Newmarket Racecourse Introduction
The famous Newmarket racecourse is considered as the birth place of horse racing in the UK . The racecourse is situated in Newmarket, Suffolk and is the home of formal horse racing organizations such as the BHA (British horse racing authority) and the Jockey Club as well as a center for a long list of equestrian related associations, agencies and practical facilities, among them are the National Horseracing Museum, Horseracing Forensic Laboratory, Animal Health Trust, Equine Fertility Unit, Thoroughbred Breeders Association, International Racing Bureau, Racing Welfare, Federation of Bloodstock Agents, and the British Racing School. Among the practical facilities and installations spread around 2800 acres are more than 60 stud farms, practicing gallops both turf and artificial, equestrian hospital and of course two well maintained tracks, the Rowley Mile and July Course. The Newmarket racecourse is all Flat racing and is active from Spring to Autumn.

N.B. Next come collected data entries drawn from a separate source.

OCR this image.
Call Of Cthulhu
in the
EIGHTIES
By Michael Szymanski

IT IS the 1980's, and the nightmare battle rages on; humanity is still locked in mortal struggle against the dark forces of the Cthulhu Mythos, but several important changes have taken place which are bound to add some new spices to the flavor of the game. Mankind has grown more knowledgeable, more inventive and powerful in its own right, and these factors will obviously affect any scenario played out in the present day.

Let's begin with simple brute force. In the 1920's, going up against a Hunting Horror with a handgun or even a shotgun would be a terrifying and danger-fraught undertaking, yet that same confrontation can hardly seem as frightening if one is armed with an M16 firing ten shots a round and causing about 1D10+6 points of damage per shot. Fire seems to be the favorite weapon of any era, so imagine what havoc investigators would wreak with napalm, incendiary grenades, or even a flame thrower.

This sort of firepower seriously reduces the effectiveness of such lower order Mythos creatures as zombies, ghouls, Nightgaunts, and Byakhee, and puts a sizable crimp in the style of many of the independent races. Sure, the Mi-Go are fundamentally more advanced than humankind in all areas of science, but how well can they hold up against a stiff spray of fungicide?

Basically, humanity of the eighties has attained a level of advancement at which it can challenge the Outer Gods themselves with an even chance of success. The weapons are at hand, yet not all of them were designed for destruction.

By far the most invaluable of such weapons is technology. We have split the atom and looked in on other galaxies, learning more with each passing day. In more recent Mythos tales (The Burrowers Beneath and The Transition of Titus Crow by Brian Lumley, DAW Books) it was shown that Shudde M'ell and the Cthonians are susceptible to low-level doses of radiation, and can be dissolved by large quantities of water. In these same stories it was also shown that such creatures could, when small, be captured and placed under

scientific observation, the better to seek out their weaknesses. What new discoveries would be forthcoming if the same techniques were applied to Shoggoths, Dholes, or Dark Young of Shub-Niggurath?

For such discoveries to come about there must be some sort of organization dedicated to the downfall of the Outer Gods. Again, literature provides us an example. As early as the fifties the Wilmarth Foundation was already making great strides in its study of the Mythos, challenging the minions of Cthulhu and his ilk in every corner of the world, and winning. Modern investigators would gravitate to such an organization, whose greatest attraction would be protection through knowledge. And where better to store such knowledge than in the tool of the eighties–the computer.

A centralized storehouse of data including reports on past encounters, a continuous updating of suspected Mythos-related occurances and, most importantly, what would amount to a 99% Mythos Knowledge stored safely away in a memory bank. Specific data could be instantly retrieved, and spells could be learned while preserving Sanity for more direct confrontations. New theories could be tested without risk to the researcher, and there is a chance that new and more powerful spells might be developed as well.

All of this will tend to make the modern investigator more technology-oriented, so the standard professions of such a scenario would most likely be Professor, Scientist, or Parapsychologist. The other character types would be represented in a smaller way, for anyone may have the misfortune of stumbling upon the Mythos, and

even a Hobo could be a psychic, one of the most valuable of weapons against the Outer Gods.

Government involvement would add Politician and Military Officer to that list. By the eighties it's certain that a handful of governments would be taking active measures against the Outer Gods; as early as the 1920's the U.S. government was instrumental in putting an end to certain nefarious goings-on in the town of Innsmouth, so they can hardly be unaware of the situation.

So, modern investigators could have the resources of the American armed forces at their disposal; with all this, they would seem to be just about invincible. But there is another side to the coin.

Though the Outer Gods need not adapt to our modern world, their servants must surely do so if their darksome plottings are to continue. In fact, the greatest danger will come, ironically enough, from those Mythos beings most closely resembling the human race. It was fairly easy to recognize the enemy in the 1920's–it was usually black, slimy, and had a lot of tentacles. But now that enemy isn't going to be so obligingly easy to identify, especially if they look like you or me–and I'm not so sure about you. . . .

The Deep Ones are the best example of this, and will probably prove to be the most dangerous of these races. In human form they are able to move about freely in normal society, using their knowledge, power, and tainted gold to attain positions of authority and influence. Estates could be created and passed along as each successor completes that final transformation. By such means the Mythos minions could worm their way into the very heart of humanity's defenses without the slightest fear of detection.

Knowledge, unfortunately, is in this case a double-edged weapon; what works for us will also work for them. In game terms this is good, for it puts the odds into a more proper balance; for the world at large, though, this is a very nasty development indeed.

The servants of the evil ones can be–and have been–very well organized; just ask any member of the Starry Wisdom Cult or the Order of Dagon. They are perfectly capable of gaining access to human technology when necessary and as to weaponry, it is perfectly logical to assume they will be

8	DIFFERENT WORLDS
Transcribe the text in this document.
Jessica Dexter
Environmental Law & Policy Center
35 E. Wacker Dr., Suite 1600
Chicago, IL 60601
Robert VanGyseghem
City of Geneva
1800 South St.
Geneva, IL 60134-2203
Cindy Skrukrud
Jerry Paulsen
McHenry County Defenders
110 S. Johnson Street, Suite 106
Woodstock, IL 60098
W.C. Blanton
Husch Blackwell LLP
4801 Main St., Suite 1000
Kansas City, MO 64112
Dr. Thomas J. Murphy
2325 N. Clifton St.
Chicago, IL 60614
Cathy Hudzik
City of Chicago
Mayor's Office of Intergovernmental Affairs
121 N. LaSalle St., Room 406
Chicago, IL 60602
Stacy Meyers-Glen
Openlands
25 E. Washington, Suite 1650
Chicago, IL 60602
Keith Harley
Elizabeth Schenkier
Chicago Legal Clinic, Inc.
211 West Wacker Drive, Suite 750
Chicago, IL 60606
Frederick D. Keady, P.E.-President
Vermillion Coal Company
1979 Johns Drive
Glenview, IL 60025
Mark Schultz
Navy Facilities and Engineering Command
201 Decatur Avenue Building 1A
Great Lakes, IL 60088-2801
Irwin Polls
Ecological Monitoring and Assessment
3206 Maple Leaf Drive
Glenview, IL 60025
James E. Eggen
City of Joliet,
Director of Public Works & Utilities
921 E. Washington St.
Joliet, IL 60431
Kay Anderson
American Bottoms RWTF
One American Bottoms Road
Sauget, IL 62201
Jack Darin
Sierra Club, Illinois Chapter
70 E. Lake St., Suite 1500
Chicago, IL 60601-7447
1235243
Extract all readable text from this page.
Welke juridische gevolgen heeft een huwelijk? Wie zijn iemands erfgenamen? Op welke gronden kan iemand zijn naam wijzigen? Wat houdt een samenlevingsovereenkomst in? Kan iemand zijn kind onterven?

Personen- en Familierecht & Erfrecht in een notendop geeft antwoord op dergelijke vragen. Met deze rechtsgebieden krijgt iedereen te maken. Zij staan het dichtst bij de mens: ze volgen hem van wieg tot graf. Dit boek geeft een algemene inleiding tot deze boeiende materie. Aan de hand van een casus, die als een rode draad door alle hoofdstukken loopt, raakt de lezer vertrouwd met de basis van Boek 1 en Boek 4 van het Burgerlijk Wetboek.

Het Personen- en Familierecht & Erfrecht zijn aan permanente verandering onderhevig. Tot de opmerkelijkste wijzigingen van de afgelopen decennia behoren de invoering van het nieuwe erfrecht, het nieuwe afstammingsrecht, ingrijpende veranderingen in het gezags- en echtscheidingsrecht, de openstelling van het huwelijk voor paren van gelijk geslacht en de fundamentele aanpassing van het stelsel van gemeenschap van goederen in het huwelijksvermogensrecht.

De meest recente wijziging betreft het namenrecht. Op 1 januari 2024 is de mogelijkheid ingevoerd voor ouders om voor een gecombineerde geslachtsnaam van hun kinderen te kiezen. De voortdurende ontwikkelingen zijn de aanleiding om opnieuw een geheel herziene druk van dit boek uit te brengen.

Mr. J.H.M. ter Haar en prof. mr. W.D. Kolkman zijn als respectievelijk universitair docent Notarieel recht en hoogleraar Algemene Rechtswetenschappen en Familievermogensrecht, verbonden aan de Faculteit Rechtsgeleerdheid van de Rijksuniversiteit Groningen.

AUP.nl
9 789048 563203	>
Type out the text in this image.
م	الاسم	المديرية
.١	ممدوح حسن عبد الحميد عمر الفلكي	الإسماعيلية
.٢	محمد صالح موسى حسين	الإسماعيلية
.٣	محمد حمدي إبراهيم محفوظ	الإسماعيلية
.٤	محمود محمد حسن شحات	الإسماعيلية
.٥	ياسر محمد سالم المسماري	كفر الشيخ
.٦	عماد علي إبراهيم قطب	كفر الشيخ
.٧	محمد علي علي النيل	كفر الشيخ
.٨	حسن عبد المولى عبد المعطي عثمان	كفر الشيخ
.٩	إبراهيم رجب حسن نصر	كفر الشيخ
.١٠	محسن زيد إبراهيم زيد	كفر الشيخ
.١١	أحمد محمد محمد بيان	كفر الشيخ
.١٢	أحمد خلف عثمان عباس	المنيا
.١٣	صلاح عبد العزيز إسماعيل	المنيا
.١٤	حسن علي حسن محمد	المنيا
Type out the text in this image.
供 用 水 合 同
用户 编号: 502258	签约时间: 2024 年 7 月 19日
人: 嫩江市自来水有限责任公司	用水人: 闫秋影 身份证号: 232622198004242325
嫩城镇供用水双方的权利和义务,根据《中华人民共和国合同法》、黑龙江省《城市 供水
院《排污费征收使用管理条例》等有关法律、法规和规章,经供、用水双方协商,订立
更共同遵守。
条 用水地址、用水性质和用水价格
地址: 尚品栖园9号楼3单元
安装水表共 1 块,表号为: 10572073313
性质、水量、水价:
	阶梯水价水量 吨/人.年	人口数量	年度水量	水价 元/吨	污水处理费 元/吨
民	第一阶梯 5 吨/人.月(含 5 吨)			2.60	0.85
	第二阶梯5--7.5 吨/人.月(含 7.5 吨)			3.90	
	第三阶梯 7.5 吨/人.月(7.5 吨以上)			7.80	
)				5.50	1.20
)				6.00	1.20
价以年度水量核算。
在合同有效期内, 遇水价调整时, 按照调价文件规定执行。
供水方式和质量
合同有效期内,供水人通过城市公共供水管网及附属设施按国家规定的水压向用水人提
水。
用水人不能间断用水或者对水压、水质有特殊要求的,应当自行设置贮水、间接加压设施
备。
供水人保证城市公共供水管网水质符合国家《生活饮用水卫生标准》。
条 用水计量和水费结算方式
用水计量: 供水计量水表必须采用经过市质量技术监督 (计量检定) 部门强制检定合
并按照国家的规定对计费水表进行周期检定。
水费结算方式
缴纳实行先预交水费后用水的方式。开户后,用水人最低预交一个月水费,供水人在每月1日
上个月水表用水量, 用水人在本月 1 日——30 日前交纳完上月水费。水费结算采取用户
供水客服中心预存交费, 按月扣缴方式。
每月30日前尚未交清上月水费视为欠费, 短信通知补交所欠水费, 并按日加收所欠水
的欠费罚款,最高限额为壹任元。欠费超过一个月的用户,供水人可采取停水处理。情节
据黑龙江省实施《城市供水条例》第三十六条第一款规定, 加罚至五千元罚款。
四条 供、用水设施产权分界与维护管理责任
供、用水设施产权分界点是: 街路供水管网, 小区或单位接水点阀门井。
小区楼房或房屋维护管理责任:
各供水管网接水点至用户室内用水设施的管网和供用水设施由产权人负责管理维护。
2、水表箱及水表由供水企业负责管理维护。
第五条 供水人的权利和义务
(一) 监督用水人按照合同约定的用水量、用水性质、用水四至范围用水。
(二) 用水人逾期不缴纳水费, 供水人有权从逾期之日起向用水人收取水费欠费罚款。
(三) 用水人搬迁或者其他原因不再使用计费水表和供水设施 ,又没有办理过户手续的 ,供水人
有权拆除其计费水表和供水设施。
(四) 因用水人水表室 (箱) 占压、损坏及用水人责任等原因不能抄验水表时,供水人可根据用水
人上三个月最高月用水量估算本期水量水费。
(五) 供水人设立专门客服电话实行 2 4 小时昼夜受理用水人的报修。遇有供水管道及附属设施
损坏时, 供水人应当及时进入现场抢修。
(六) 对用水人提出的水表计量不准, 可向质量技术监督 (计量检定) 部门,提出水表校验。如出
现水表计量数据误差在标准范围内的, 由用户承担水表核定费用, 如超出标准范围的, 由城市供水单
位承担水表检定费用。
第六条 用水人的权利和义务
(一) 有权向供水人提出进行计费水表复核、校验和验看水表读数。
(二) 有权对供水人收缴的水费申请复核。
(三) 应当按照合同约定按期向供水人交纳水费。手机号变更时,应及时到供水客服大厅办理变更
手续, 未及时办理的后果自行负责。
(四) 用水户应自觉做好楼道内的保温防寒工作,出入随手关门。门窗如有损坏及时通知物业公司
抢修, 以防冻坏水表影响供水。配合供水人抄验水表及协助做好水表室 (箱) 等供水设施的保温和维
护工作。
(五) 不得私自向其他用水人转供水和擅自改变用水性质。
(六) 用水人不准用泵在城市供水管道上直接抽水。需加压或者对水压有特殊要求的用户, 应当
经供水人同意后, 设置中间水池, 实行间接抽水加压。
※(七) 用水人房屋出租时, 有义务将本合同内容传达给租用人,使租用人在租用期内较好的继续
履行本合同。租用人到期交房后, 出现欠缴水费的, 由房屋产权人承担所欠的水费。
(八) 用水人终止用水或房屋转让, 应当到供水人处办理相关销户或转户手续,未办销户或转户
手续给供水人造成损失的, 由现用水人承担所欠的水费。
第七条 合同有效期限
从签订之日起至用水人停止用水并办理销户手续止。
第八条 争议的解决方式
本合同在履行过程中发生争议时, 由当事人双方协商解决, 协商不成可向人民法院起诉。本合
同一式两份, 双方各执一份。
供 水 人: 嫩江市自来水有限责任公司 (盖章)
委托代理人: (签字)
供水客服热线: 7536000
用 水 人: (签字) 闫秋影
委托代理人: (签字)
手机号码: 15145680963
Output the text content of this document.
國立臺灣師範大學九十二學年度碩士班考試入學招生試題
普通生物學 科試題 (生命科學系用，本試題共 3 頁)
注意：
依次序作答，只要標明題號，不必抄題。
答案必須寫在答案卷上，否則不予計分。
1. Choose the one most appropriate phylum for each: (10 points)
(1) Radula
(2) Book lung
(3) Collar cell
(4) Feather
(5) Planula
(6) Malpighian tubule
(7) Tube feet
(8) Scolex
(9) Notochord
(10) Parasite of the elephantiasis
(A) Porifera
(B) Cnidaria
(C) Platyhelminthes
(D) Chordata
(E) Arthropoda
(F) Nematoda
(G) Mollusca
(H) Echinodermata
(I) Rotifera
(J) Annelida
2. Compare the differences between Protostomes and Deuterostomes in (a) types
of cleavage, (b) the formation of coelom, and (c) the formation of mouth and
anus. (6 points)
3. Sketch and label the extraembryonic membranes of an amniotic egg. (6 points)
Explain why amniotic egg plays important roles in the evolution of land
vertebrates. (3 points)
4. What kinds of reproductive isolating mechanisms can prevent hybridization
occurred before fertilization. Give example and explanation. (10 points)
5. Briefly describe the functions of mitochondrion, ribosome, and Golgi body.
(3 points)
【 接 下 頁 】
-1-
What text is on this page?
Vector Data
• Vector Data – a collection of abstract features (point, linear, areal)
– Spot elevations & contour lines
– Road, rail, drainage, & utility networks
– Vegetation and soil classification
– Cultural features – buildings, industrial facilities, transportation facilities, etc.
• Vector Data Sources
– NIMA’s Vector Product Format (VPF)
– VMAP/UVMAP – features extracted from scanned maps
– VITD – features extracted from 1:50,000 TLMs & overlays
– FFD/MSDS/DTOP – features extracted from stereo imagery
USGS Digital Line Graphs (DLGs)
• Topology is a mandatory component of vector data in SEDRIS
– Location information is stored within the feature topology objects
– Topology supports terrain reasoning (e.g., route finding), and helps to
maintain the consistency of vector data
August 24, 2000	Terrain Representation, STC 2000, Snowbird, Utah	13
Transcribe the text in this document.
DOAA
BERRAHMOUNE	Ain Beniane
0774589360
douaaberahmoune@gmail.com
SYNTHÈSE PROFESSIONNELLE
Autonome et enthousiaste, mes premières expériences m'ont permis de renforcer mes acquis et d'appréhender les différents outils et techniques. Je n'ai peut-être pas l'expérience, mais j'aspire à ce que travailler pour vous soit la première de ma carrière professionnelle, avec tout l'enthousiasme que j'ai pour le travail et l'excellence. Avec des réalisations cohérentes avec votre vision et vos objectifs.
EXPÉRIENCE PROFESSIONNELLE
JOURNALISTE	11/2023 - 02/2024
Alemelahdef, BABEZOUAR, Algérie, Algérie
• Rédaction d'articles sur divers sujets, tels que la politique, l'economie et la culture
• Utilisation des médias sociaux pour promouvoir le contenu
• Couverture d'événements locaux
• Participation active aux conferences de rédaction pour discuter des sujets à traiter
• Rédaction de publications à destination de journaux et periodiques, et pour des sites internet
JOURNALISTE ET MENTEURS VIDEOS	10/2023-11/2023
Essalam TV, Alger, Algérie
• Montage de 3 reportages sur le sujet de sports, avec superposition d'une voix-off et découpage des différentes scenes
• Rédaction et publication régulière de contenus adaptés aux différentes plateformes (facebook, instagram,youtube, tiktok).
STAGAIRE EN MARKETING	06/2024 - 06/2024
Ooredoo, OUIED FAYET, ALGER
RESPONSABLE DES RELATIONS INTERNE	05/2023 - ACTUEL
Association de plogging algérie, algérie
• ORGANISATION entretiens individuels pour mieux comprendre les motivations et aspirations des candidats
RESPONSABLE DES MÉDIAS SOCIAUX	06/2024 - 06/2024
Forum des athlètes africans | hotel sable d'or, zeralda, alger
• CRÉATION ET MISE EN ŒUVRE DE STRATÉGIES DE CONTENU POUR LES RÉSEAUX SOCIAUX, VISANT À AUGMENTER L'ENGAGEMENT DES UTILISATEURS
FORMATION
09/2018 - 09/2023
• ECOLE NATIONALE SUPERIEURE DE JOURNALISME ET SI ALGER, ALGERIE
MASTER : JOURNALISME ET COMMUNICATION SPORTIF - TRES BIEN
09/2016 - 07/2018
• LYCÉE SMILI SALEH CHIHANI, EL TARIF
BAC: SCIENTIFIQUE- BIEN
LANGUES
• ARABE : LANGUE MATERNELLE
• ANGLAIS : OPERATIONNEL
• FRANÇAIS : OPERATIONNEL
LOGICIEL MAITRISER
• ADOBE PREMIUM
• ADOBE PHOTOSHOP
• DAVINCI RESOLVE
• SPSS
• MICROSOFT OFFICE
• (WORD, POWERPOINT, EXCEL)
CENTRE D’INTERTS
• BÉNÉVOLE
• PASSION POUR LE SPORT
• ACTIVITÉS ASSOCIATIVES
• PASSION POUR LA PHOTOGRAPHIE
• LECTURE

Newmarket Racecourse History
There is no other town or racecourse among the UK horse courses that is so entwined in the sport of horse racing like Newmarket. Both town and racecourse played an important part in the becoming and development of British horse racing as it is known today. About 400 years after the town was established by Sir Richard de Argentei who was given lands where Newmarket was due to form and was practically given the King’s blessing and order to form a new town that would literally constituting “a new market”, James I discovered the vast heath and saw the great potential it held for the benefit of his court and his equestrian hobbies. Marking the beginning of horse racing games, the first race held at the Newmarket racecourse took place in 1622 and was conducted between two owners Lord Salisbury an the Marquis of Buckingham the final outcome being a triumph for the Marquis’s horse and a prize of £100 an outrageously large amount in those times. The real bloom came when Charles II set himself at visiting the course twice a year to satisfy his racing passion. Charles II usually rode what is now known as the July course but as the sun hurt his eyes during the Spring and Summer, he moved to another course, today’s Rowley Mile Racecourse named after the king’s nickname Old Rowley. By 1665 Charles II regulated horse racing by an Act of Parliament and created the first race to run under formal rules and regulations, the Town Plate. The race is the oldest formal race to be introduced and still runs every year. In 1750 the Jockey Club was formed in Newmarket by the elite members of horse racing in the UK in order to supervise and regulate the sport by a set of rules and sanctions. By 1771 organized racing fixtures began to take place, marking the end of horse racing forming and the beginning of it’s unending development and improvement seen to this very day.
Racing In Newmarket Racecourse
The Newmarket racecourse holds 9 of UK’s 32 annual meetings, held over two courses, the Rowley Mile Course and the July Course. The Rowley Mile is 1 mile 2 furlongs long and the July Course is 1 mile in length. Among the renowned races held at Newmarket racecourse are the group 1 1,000 Guineas, 2,000 Guineas, Champion Stakes, Sun Chariot Stakes and the Dewhurst Stakes. Other famous fixtures include the Cesarewitch Handicap, Newmarket Stakes and Jockey Club Cup. The course holds a relatively large number of horse racing fixtures and races.
Facilities and Services at the Newmarket Racecourse
Like many other large racecourses, the Newmarket racecourse offers faclities and services for the benefit of the racegoers and others none racegoers wishing to hold business meetings, exhibitions, social gathering or parties and wedding ceremonies. The course holds restaurnats, exhibition halls, private rooms and boxes for the purpose of conducting such events.
Reaching the Newmarket Racecourse
The Newmarket racecourse can be reached by road, taking the A11 or A14, by train riding from London Kings Cross or Liverpool to Cambridge Ipswich or Stansted airport from which a connection by rail or road can be made in order to reach Newmarket. The Newmarket racecourse also operates a subsidized coach picking up and dropping off racegoers at the Cambridge train station.